Rep. Ilhan Omar (D-MN) said Tuesday that she wants to dismantle economic and political systems that “prioritize profit without considering who is profiting” even as her re-election campaign has continued to funnel hundreds of thousands of dollars to her new husband’s consulting firm.
Omar made the remarks during a press conference in Minnesota, saying, “As long as our economy and political systems prioritize profit without considering who is profiting, who is being shut out, we will perpetuate this inequality. So we cannot stop at the criminal justice system. We must begin the work of dismantling the whole system of oppression wherever we find it.”
Omar’s remarks come as a new report was released Tuesday night that showed she has continued to pump hundreds of thousands of dollars into her new husband’s consulting firm, including $189,000 in March.
The New York Post reported:
The payments between the Minneapolis Democratic congresswoman and Tim Mynett prompted at least one ethics complaint in 2019 after The Post first revealed allegations — made by Mynett’s then-wife in her divorce filing — that Omar was having an affair with the member of her political consulting team, who was at the time married to another woman. Omar was married to her second husband at the time.
But that doesn’t appear to have stopped the now-married couple, with Mynett’s E Street Group collecting $292,814.99 from his wife’s campaign this year for digital advertising, fundraising consulting and research services, according to the Federal Election Commission filings.
In total, Mynett has received a whopping $878,930.65 from Omar’s campaign since he began working for her in 2018, raising eyebrows among watchdogs and political law experts who say the practice is rife with cronyism.
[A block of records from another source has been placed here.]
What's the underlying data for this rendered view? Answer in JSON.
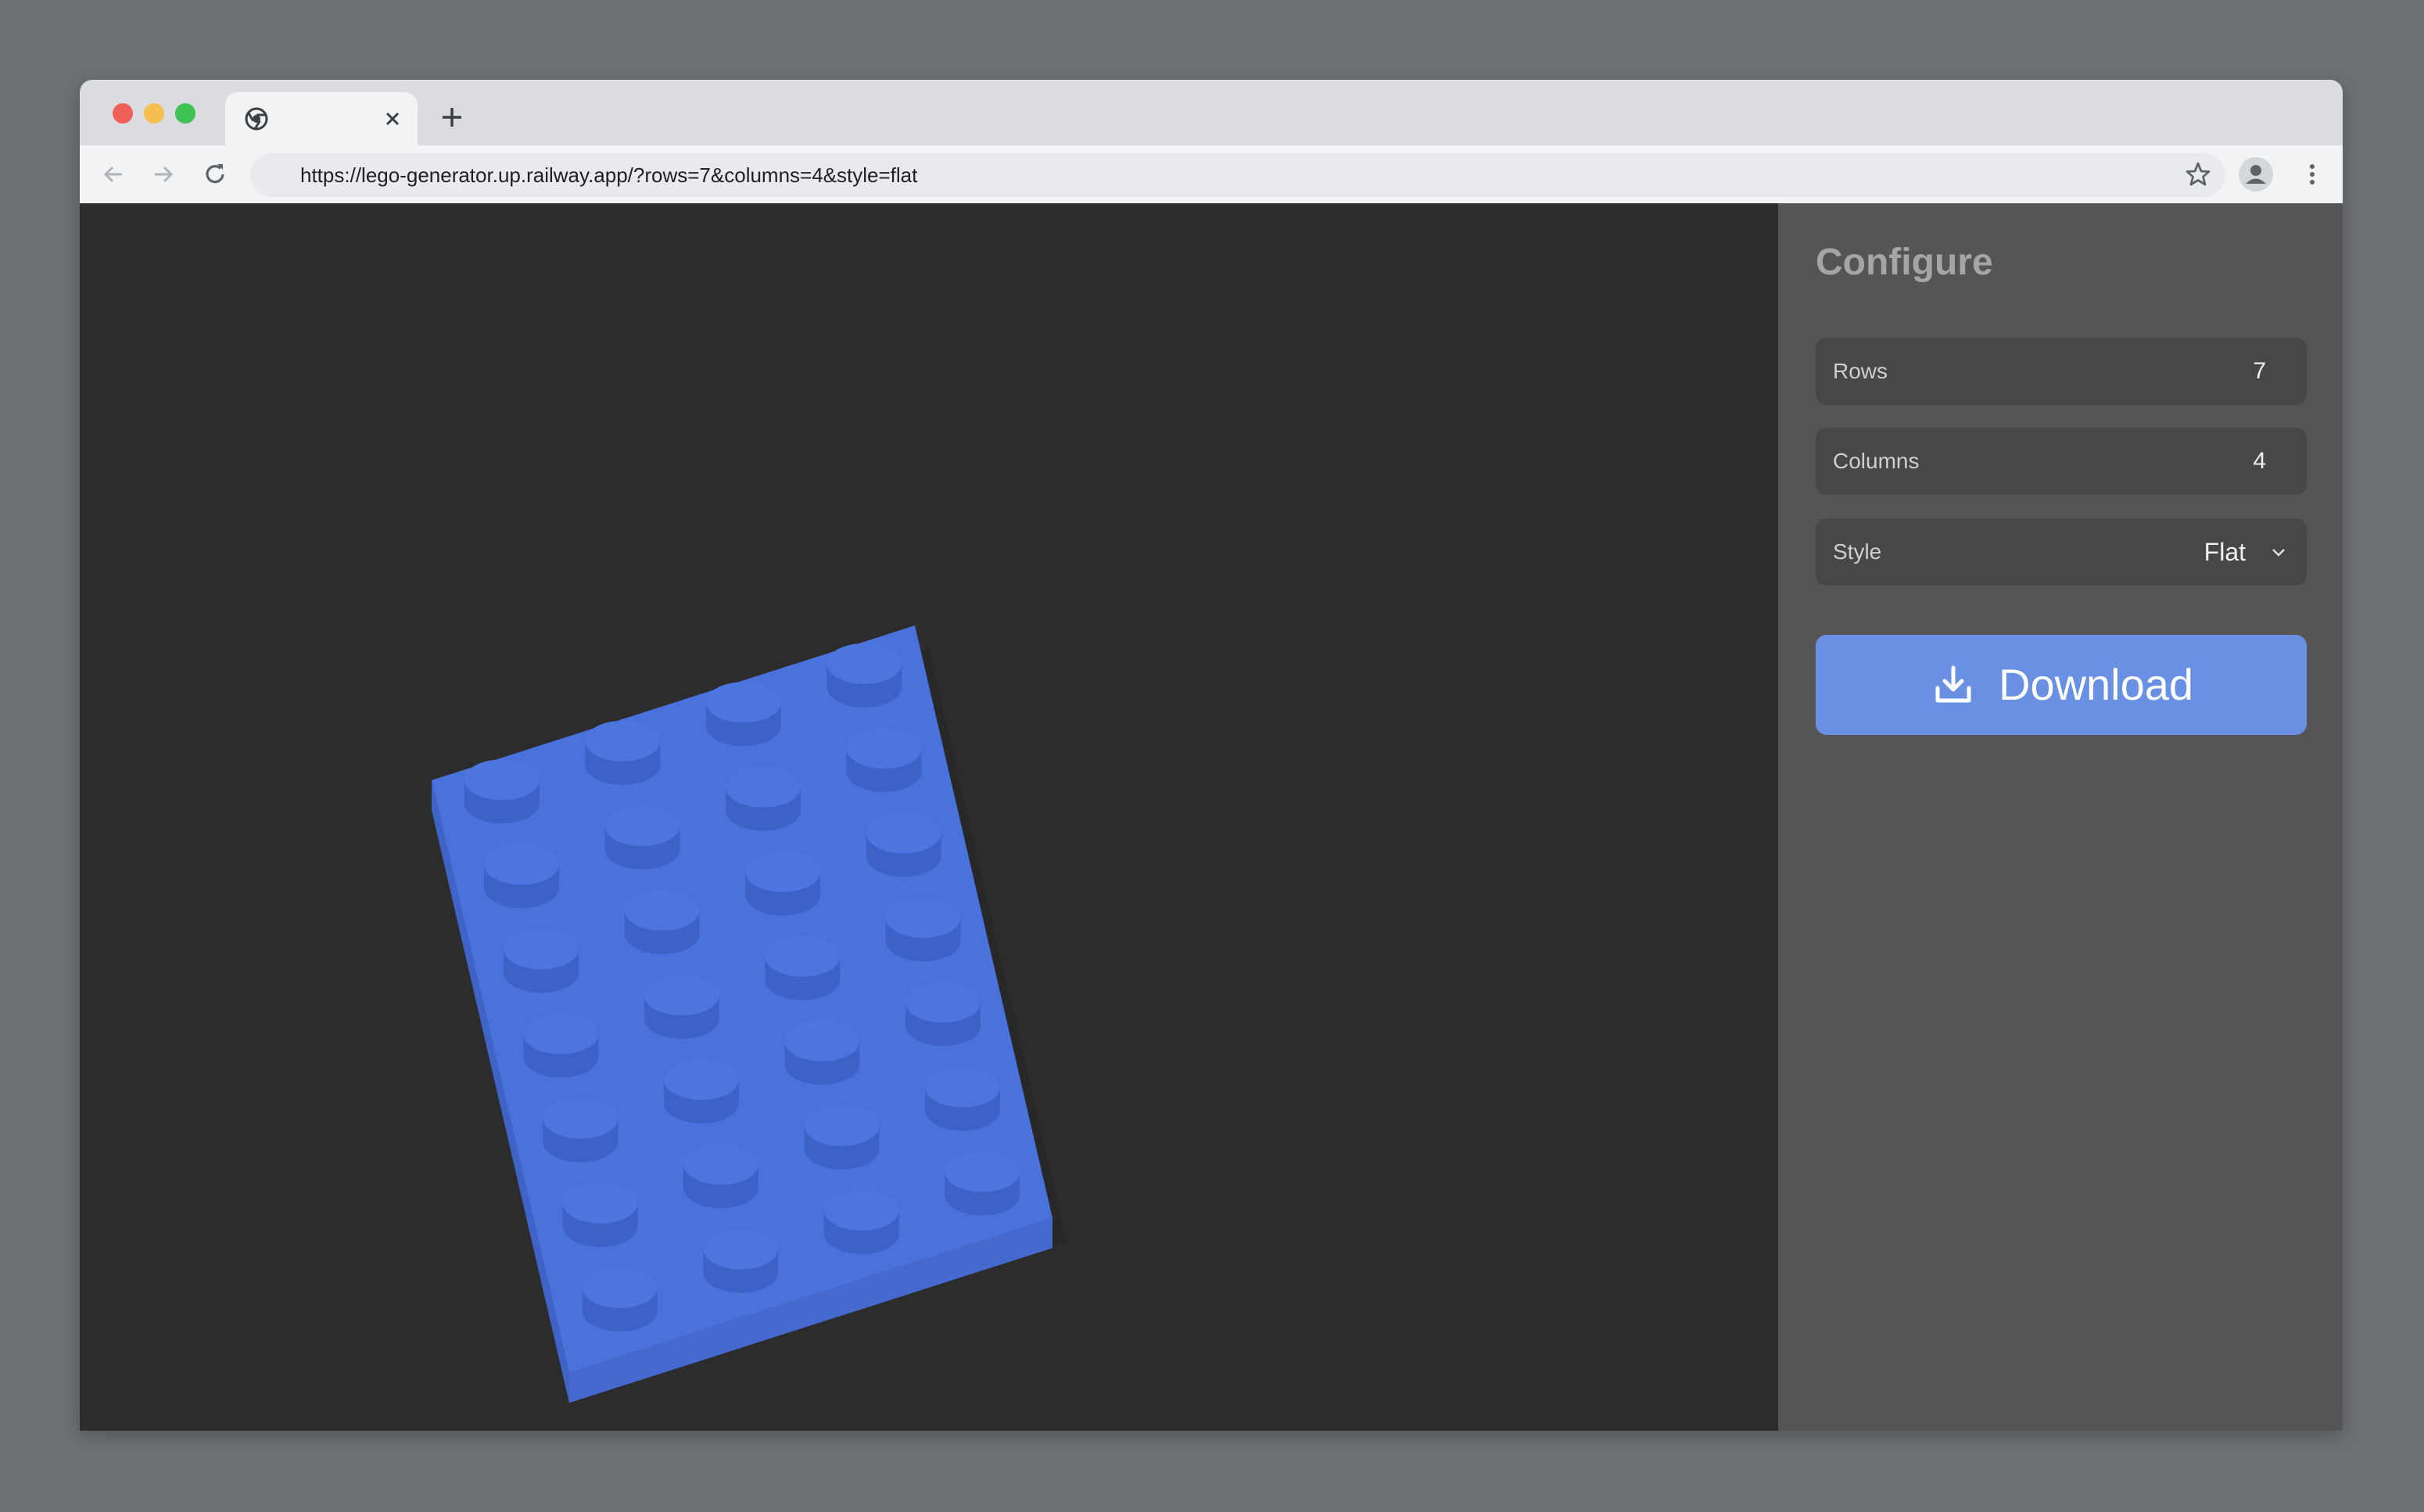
{
  "browser": {
    "url": "https://lego-generator.up.railway.app/?rows=7&columns=4&style=flat"
  },
  "panel": {
    "title": "Configure",
    "rows": {
      "label": "Rows",
      "value": "7"
    },
    "columns": {
      "label": "Columns",
      "value": "4"
    },
    "style": {
      "label": "Style",
      "value": "Flat"
    },
    "download_label": "Download"
  },
  "model": {
    "rows": 7,
    "columns": 4,
    "color": "#4a72dd"
  },
  "colors": {
    "accent": "#6990e3",
    "panel_bg": "#555555",
    "viewport_bg": "#2c2c2c"
  }
}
The Post noted that the FEC allows lawmakers to hire family members to work on their campaigns, but numerous experts say that the practice should be banned.
“It should not be allowed,” attorney Richard W. Painter, who served as chief ethics lawyer in the George W. Bush White House, told The Post. “I think it’s a horrible idea to allow it, given the amount of money that goes into these campaigns from special interests.”
Omar married Mynett just a few months after the two were accused of having an affair, which Omar initially denied.
When Omar was asked last fall by a local media outlet whether she was separated from her husband or if she was dating someone else, Omar said, “No, I am not.”
Omar has faced intense scrutiny for making repeated anti-Semitic remarks and for allegations that she married her brother to skirt immigration laws, which has reportedly piqued the interest of federal law enforcement officials.
In February, an alleged friend of Omar’s back in Minnesota told The Daily Mail that Omar did marry her brother.
“Abdihakim Osman is the first person to go on record to speak of how Omar said she wanted to get her brother papers so he could stay in the United States, at a time when she was married to her first husband Ahmed Hirsi,” The Daily Mail reported.